At end of 2015, Neema International was selected by Arrow Electronics as the first ever recipient of a Digitruck.
First of it's Kind
The Digitruck is an ego-friendly classroom that promotes students’ learning through the use of technology. It was constructed from a 40-foot shipping container converted into a fully insulated, solar-powered classroom, equipped with 20-networked laptops, a printer, a TV. The Neema International team and adolescents of Uru were beyond excited to get started. However, moving the Digitruck into the village was a challenge. Co-directors, Mandy and Ali, worked alongside dozens of inspired adolescents who for one reason or another were no longer enrolled in school. They expanded the roads, laboring for months to open this innovative classroom. Finally, in October of 2015, the Digitruck program began. The inaugural class included 18 teenagers off the street, attending class daily with Ali and Mandy as the first teachers.
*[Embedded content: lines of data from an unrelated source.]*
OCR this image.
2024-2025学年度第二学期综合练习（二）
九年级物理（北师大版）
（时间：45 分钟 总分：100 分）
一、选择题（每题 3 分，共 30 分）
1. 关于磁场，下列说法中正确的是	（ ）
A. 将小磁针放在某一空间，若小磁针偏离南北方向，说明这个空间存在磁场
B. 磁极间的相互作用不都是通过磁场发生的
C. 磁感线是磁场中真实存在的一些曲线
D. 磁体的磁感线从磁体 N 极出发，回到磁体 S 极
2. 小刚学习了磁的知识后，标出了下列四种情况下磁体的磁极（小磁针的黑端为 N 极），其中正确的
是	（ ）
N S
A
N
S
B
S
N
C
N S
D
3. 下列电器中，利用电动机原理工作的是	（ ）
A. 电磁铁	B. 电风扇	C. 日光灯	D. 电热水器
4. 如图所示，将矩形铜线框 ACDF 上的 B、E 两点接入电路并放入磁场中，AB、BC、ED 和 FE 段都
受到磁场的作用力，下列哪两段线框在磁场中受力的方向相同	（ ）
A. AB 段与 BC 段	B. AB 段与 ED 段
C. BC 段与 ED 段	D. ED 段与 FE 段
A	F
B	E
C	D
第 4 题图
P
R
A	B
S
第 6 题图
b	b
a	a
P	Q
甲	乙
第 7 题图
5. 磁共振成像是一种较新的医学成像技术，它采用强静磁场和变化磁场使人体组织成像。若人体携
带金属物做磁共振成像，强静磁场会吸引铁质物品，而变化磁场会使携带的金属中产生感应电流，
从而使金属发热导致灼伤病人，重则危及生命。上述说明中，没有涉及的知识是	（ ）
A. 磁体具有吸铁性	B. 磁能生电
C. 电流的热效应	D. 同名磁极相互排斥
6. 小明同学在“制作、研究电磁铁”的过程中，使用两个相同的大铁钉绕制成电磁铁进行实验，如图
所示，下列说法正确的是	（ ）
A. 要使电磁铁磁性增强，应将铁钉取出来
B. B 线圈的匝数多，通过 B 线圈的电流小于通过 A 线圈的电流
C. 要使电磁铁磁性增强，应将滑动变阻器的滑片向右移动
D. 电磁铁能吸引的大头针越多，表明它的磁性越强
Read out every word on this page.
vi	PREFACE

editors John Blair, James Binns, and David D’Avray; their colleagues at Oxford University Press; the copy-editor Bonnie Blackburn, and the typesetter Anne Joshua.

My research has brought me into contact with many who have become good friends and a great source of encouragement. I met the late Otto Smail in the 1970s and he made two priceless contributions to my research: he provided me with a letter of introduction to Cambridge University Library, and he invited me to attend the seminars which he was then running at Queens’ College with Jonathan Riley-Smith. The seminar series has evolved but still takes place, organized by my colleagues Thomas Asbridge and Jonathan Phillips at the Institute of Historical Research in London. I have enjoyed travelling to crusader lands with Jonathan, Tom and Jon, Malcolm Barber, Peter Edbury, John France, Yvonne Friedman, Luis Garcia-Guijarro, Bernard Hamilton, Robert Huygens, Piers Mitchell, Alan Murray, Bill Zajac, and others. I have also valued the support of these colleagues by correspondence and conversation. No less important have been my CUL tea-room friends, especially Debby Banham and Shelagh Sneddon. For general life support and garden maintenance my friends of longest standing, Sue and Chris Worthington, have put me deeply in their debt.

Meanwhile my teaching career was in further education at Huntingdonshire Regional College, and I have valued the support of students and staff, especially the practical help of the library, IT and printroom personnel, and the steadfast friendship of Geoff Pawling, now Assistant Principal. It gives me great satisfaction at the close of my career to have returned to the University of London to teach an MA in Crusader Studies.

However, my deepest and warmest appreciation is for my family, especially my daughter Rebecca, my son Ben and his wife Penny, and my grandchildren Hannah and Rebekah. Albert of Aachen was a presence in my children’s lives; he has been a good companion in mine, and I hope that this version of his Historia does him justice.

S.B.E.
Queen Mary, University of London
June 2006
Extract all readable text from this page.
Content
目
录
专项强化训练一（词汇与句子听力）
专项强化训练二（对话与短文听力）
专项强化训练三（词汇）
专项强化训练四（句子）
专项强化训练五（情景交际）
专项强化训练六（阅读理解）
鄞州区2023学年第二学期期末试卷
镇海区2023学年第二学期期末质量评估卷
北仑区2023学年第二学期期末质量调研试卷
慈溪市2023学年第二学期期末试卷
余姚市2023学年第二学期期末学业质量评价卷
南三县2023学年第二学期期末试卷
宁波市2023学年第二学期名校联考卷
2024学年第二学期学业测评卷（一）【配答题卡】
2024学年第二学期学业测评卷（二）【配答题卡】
“The road that Ali, the kids, and I worked on was a total length of 1.2 kilometers. When we tried to offer the kids some sort of payment or even lunch during the days they worked with us, one of the boys looked at us and said, ‘The only thing I want is to be able to be one of the students who gets to study in your classroom once the truck arrives.” He mentioned not wanting to go down the same path as his older siblings and thought there was something better out there for him. The other children all agreed and said that they too would give anything to get the chance to go to school. There was no doubt in my mind that these 6 individuals would be the first students on the roster for the Digitruck class.” — Mandy Stein
Bridging the Gap
With 64% of Tanzania’s 55.57 million people being under the age of 24 and a secondary school enrollment rate of less than 50%, the Digitruck constantly receives applications. The curriculum focuses on English literacy, STEM concepts and life skills, giving adolescents the intellectual toolbox they need to return to school. Technology-based learning is possible through an additional donation from the Brisbane Rotary called Teacher-in-a-Box. Teacher-in-a-Box allows the computers to access a wide collection of academic materials offline. The Digitruck continues to provide remedial education to adolescents from fourteen to twenty. Having this phenomenal classroom in the middle of an impoverished village gives these adolescents a second chance at a bright future.
“These students are bright and want SO badly to succeed and get an education… and that was immediately apparent to us when we first put them in the Digitruck classroom—They didn’t fail the PSLE because they were lazy or because they weren’t smart… Instead it seems that the fault lies in the hands of the education system (the teachers, classrooms, schools, resources, etc)—these students had hardly learned anything in their 7 years of primary school education… and now, at 13 or 14 years old, their academic career is over— unless we could do something about it…” –Ali Hanson, Neema Assistant Director
An Innovative Program
Digitruck students are required to attend class daily, refrain from pregnancy, drugs or alcohol and show exceptional behavior for one year. It is student’s chance to prove their commitment to school to the Neema International team. Digitruck graduates who perform well on exams are matched with sponsors and sent to private secondary schools. Many Digitruck graduates go to Kilimahewa, a remedial school in the Kilimanjaro region supported by EducationEmpowerment. NIESP students attend other high-quality schools in the region such as Bendel Memorial Secondary, Feza Secondary, Kibosho Girls’ or Edumund Rice Secondary. Digitruck students who do not perform well on exams are offered the opportunity to repeat the Digitruck program or attend vocational school.
Kay was fifteen years old when he met the Neema International team. He was one of the adolescents who helped move the Digitruck, determined to return to school. Kay is the youngest of 6 siblings, all of which whose educational career ended after Primary School. His two older sisters are both married with children, still living in poverty. Two of his older brothers, both under the age of 24, have multiple children, suffer from alcoholism and have served time in jail. His other brother, a victim of rape himself, has gone on to rape two younger girls in the village at the age of 17. When the Neema International team first met Kay, he was living in a two-room hut with his parents and brothers as well as his brother’s wives and offspring. Kay was deep in the cycle of poverty, and he wanted out. After the first day of class, when all the students were leaving, he looked Ali and Mandy in the eyes and said in the most sincere way possible, “Thank you so much….” Kay is currently in the NIESP program, where he attends boarding school and sees a bright future for himself.